Eltringham, M.T.; McCauley, E.; Mackie, A.; Bain, I.M.; Yiannakou, J.Y.
April 2003
Gut;Apr2003 Supplement 1, Vol. 52, pA96
Academic Journal
Introduction: There are a host of causes attributed to chronic constipation while some patients remain idiopathic. Labour, pelvic surgery, and consequent rectoceles have been seen as causes but this remains controversial and few studies have shown a definite link. Methods: 53 consecutive female patients with severe constipation (SC) were assessed using a proforma including a detailed history of the effect, on their symptoms of pelvic trauma (PT) including childbirth, and pelvic surgery.
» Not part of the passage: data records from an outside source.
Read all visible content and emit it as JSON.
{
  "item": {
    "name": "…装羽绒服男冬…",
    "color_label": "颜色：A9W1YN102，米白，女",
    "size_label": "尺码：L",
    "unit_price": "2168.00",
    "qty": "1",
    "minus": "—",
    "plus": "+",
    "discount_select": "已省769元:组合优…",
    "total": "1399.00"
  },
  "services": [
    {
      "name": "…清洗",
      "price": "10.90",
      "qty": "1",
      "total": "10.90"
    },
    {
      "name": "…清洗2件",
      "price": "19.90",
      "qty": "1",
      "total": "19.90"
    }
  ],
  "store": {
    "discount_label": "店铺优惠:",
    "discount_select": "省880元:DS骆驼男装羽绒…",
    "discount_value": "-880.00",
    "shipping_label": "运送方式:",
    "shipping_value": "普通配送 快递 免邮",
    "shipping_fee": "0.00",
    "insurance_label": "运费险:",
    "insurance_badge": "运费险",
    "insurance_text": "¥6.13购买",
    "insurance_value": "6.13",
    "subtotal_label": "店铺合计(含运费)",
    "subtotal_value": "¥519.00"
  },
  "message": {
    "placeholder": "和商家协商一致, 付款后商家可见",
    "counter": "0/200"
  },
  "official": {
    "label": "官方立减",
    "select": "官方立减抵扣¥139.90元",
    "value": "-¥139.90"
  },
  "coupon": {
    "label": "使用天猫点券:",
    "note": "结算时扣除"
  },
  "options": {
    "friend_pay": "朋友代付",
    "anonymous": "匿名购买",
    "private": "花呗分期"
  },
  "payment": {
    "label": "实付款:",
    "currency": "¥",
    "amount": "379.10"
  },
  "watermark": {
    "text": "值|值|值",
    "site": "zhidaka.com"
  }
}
Patients with PT were asked whether it had; triggered symptoms of SC, worsened them if present previously, or had no effect. All of the patients had radionuclide proctograms and data were obtained on the presence and size of rectoceles. Results: 40/53 (75%) of patients with SC had experienced PT. Of these 12/40 (30%) felt their constipation was triggered by it, 10/40 (25%) had symptoms preceding PT but felt it worsened their symptoms, and 18/40 (45%) felt there was no relationship between PT and SC. Patients with a history of PT had a greater likelihood of having a rectocele (85%) compared with the group with no PT (52%). Rectocele size was significantly greater in the PT group, 3.1 cm versus 2.2 cm (p = 0.02). Rectocele size was no greater for patients in "triggered" (3.13 cm) or "worsened" (2.97 cm) groups than in those with "no effect" (2.95 cm)(p = 0.96). Conclusions: Pelvic trauma is a significant factor in the aetiology of SC. However, the mechanism of this is unclear. Rectoceles are a common Finding in women with SC, and are likely to be greater in size if the patient has experienced pelvic trauma. However, it seems unlikely that the presence or size of rectocoele is a major factor in the pathogenesis of SC.